Dr. Ramakrishnan has a long history in the data mining field. His seminal clustering work on BIRCH appeared in the first volume of the Data Mining and Knowledge Discovery journal. While known to most for his long service as Professor of Computer Science at the University of Wisconsin, he has recently established a research group at Yahoo! Labs. His talk ''Exploratory Mining in Cube Space'' looks toward formalizing the grand challenge of a unifying framework to address the complex choices spanning the data mining process. Dr. Ramakrishnan is a fellow of the ACM, and has a Ph.D. from the University of Texas at Austin.

Data mining methods for modeling gene expression regulation and their applications

Prof. Weixiong Zhang
Department of Computer Science and Engineering, Washington University in St. Louis

Abstract

Understanding gene expression regulation at both transcriptional and post-transcriptional levels is critical for elucidation of the mechanism of stress tolerance in plants and important for understanding and diagnosis of human diseases. With the advent of high throughput gene expression profiling techniques, a huge amount of gene expression data on various organisms has been collected. Such a wealth of biological data has provided excellent opportunities to elucidating transcriptional regulation mechanisms using machine learning and data mining approaches.

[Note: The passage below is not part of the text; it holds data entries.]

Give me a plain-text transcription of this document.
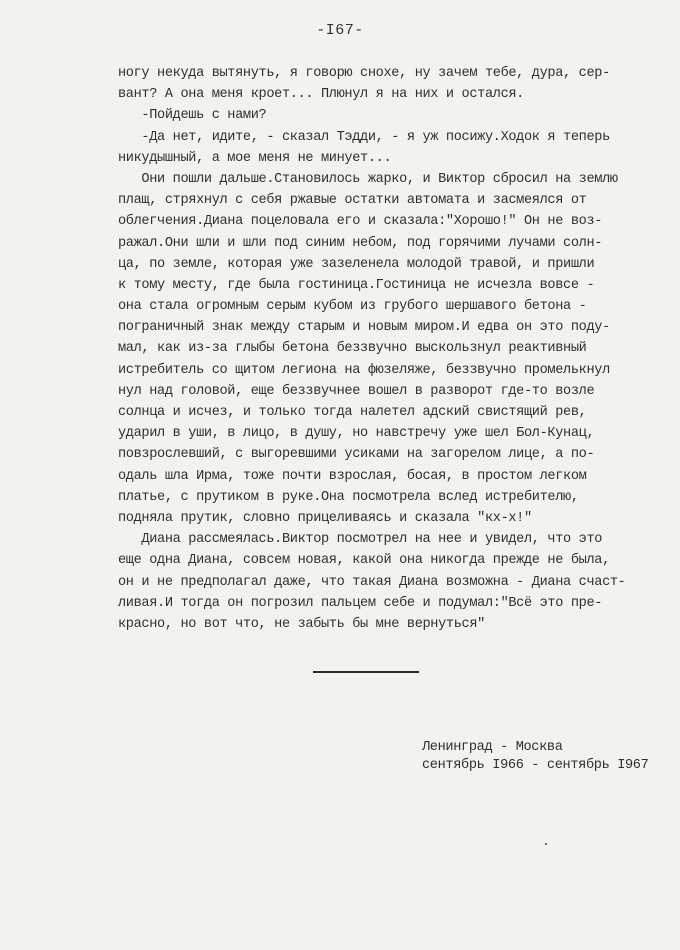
-I67-
ногу некуда вытянуть, я говорю снохе, ну зачем тебе, дура, сер-
вант? А она меня кроет... Плюнул я на них и остался.
-Пойдешь с нами?
-Да нет, идите, - сказал Тэдди, - я уж посижу.Ходок я теперь
никудышный, а мое меня не минует...
Они пошли дальше.Становилось жарко, и Виктор сбросил на землю
плащ, стряхнул с себя ржавые остатки автомата и засмеялся от
облегчения.Диана поцеловала его и сказала:"Хорошо!" Он не воз-
ражал.Они шли и шли под синим небом, под горячими лучами солн-
ца, по земле, которая уже зазеленела молодой травой, и пришли
к тому месту, где была гостиница.Гостиница не исчезла вовсе -
она стала огромным серым кубом из грубого шершавого бетона -
пограничный знак между старым и новым миром.И едва он это поду-
мал, как из-за глыбы бетона беззвучно выскользнул реактивный
истребитель со щитом легиона на фюзеляже, беззвучно промелькнул
нул над головой, еще беззвучнее вошел в разворот где-то возле
солнца и исчез, и только тогда налетел адский свистящий рев,
ударил в уши, в лицо, в душу, но навстречу уже шел Бол-Кунац,
повзрослевший, с выгоревшими усиками на загорелом лице, а по-
одаль шла Ирма, тоже почти взрослая, босая, в простом легком
платье, с прутиком в руке.Она посмотрела вслед истребителю,
подняла прутик, словно прицеливаясь и сказала "кх-х!"
Диана рассмеялась.Виктор посмотрел на нее и увидел, что это
еще одна Диана, совсем новая, какой она никогда прежде не была,
он и не предполагал даже, что такая Диана возможна - Диана счаст-
ливая.И тогда он погрозил пальцем себе и подумал:"Всё это пре-
красно, но вот что, не забыть бы мне вернуться"
Ленинград - Москва
сентябрь I966 - сентябрь I967
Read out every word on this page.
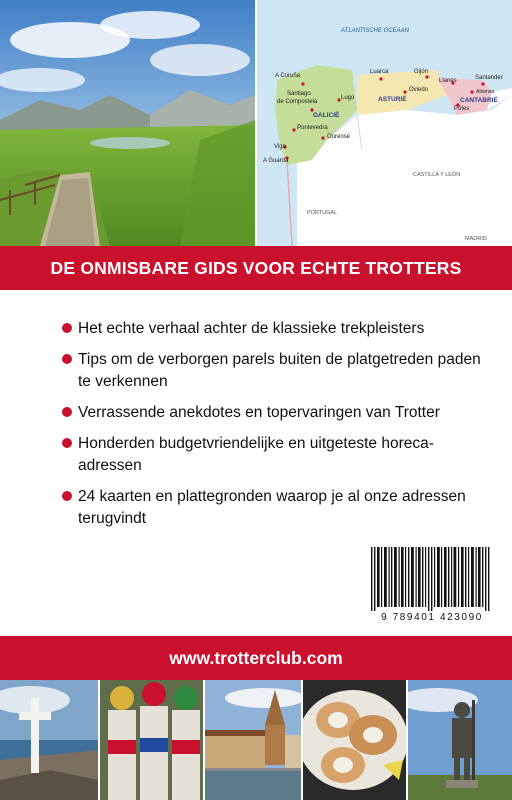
ATLANTISCHE OCEAAN
A Coruña
Santiago
de Compostela
Lugo
GALICIË
Pontevedra
Ourense
Vigo
A Guarda
Luarca	Gijón
Oviedo
ASTURIË
Llanes	Santander
Altamira
CANTABRIË
Potes
CASTILLA Y LEÓN
PORTUGAL
MADRID
DE ONMISBARE GIDS VOOR ECHTE TROTTERS
Het echte verhaal achter de klassieke trekpleisters
Tips om de verborgen parels buiten de platgetreden paden te verkennen
Verrassende anekdotes en topervaringen van Trotter
Honderden budgetvriendelijke en uitgeteste horeca-adressen
24 kaarten en plattegronden waarop je al onze adressen terugvindt
9 789401 423090
www.trotterclub.com
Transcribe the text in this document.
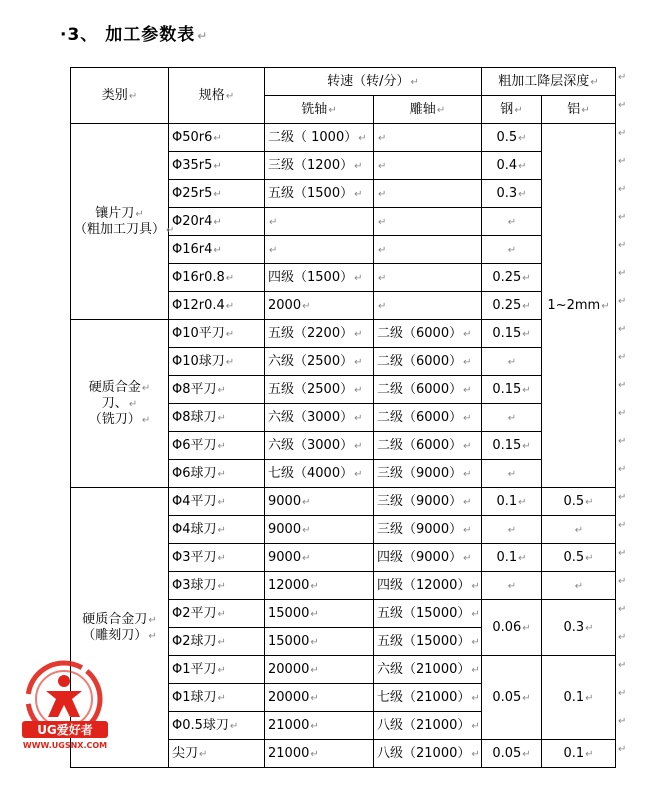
·3、 加工参数表 ↵
类别↵	规格↵	转速（转/分）↵		粗加工降层深度↵	
		铣轴↵	雕轴↵	钢↵	铝↵
镶片刀↵
（粗加工刀具）↵	Φ50r6↵	二级（ 1000）↵	↵	0.5↵	1~2mm↵
	Φ35r5↵	三级（1200）↵	↵	0.4↵	
	Φ25r5↵	五级（1500）↵	↵	0.3↵	
	Φ20r4↵	↵	↵	↵	
	Φ16r4↵	↵	↵	↵	
	Φ16r0.8↵	四级（1500）↵	↵	0.25↵	
	Φ12r0.4↵	2000↵	↵	0.25↵	
硬质合金↵
刀、↵
（铣刀）↵	Φ10平刀↵	五级（2200）↵	二级（6000）↵	0.15↵	
	Φ10球刀↵	六级（2500）↵	二级（6000）↵	↵	
	Φ8平刀↵	五级（2500）↵	二级（6000）↵	0.15↵	
	Φ8球刀↵	六级（3000）↵	二级（6000）↵	↵	
	Φ6平刀↵	六级（3000）↵	二级（6000）↵	0.15↵	
	Φ6球刀↵	七级（4000）↵	三级（9000）↵	↵	
硬质合金刀↵
（雕刻刀）↵	Φ4平刀↵	9000↵	三级（9000）↵	0.1↵	0.5↵
	Φ4球刀↵	9000↵	三级（9000）↵	↵	↵
	Φ3平刀↵	9000↵	四级（9000）↵	0.1↵	0.5↵
	Φ3球刀↵	12000↵	四级（12000）↵	↵	↵
	Φ2平刀↵	15000↵	五级（15000）↵	0.06↵	0.3↵
	Φ2球刀↵	15000↵	五级（15000）↵		
	Φ1平刀↵	20000↵	六级（21000）↵	0.05↵	0.1↵
	Φ1球刀↵	20000↵	七级（21000）↵		
	Φ0.5球刀↵	21000↵	八级（21000）↵		
	尖刀↵	21000↵	八级（21000）↵	0.05↵	0.1↵
↵
↵
↵
↵
↵
↵
↵
↵
↵
↵
↵
↵
↵
↵
↵
↵
↵
↵
↵
↵
↵
↵
↵
↵
↵
UG爱好者
WWW.UGSNX.COM
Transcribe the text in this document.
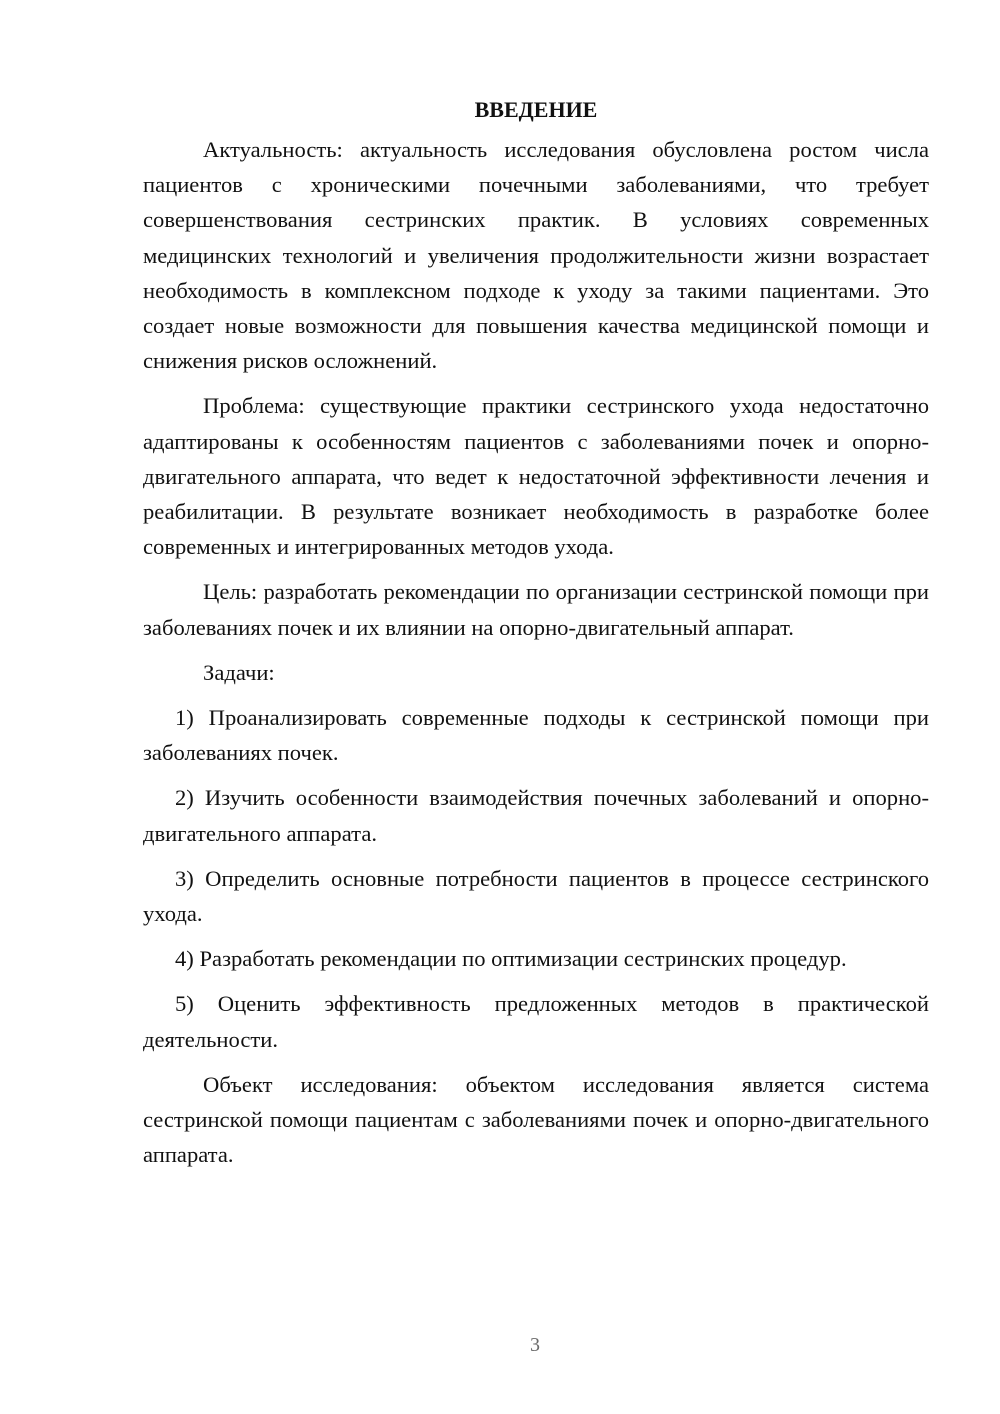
ВВЕДЕНИЕ

Актуальность: актуальность исследования обусловлена ростом числа пациентов с хроническими почечными заболеваниями, что требует совершенствования сестринских практик. В условиях современных медицинских технологий и увеличения продолжительности жизни возрастает необходимость в комплексном подходе к уходу за такими пациентами. Это создает новые возможности для повышения качества медицинской помощи и снижения рисков осложнений.

Проблема: существующие практики сестринского ухода недостаточно адаптированы к особенностям пациентов с заболеваниями почек и опорно-двигательного аппарата, что ведет к недостаточной эффективности лечения и реабилитации. В результате возникает необходимость в разработке более современных и интегрированных методов ухода.

Цель: разработать рекомендации по организации сестринской помощи при заболеваниях почек и их влиянии на опорно-двигательный аппарат.

Задачи:

1) Проанализировать современные подходы к сестринской помощи при заболеваниях почек.

2) Изучить особенности взаимодействия почечных заболеваний и опорно-двигательного аппарата.

3) Определить основные потребности пациентов в процессе сестринского ухода.

4) Разработать рекомендации по оптимизации сестринских процедур.

5) Оценить эффективность предложенных методов в практической деятельности.

Объект исследования: объектом исследования является система сестринской помощи пациентам с заболеваниями почек и опорно-двигательного аппарата.

3
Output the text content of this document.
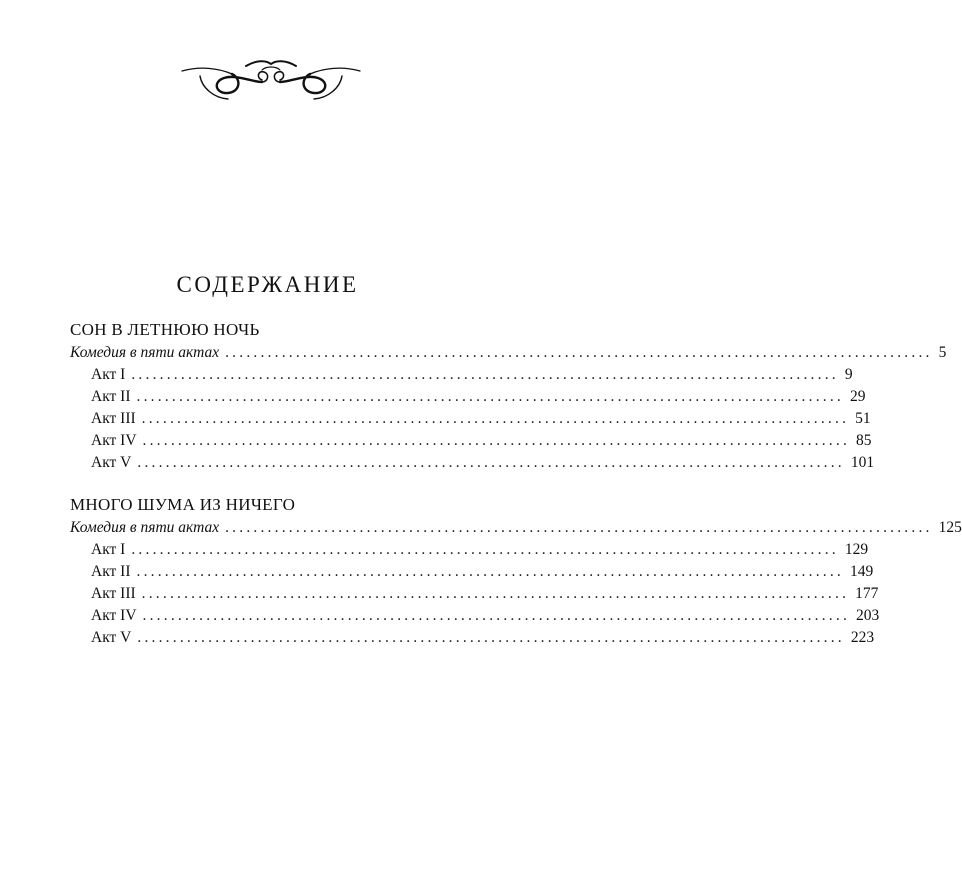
СОДЕРЖАНИЕ
СОН В ЛЕТНЮЮ НОЧЬ
Комедия в пяти актах .................................................................................................... 5
Акт I .................................................................................................... 9
Акт II .................................................................................................... 29
Акт III .................................................................................................... 51
Акт IV .................................................................................................... 85
Акт V .................................................................................................... 101
МНОГО ШУМА ИЗ НИЧЕГО
Комедия в пяти актах .................................................................................................... 125
Акт I .................................................................................................... 129
Акт II .................................................................................................... 149
Акт III .................................................................................................... 177
Акт IV .................................................................................................... 203
Акт V .................................................................................................... 223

My main purpose of this talk is to demonstrate how machine learning and data mining methods can be developed and applied to analyzing large quantities of genomic information and gene expression data for characterizing and modeling gene expression regulation. In particular, I will present and discuss some of the methods that we have developed for modeling gene expression regulation underlying abiotic stress (e.g., drought, low temperature and salinity) tolerance, for identifying gene responsive to particular environmental stress conditions, and for characterizing the functions of microRNA genes (which are non-coding RNA genes with ~21 nucleotides long and play important roles in post-transcriptional gene expression regulation) for stress regulation in model plant Arabidopsis thaliana. I will describe machine learning and data mining approaches for feature selection and gene expression modeling that we have developed, including 1) a genome-scale approach for finding cis-regulatory elements (short DNA sequences in promoter regions) which can be used as features for modeling transcription regulation, and a bi-dimensional regression tree method for characterizing gene expression regulation that integrates information of cis-regulatory elements and gene expression data. I will also discuss three applications of these computational approaches to developing 1) what we called targeted gene finding method for identifying stress responsive genes in A. thaliana using cis-regulatory elements, 2) a new method for characterizing core promoters of the currently known microRNA genes in C. elegans (worm), H. sapiens (human), O. sativa (rice) and A. thaliana and for predicting promoters of microRNA genes, and 3) a novel functional annotation method for discovering microRNA genes in A. thaliana that are inducible by abiotic stresses.

Bio Sketch

Professor Weixiong Zhang is an Associate Professor in Computer Science and Genetics at Washington University in St. Louis, Missouri, USA. He received his B.S. and M.S. in computer engineering from Tsinghua University, Beijing, China, and his Ph.D. in computer science from University of California at Los Angeles (UCLA). Professor Zhang's research interests include computational molecular biology and genomics, artificial intelligence (heuristic search, machine learning, constraint optimization, distributed multi-agent systems), data mining, and combinatorial optimization. He has published more than 80 papers in these areas and is the author of a research monograph, State-Space Search: Algorithms, Complexity, Extensions and Applications, published by Springer in 1999.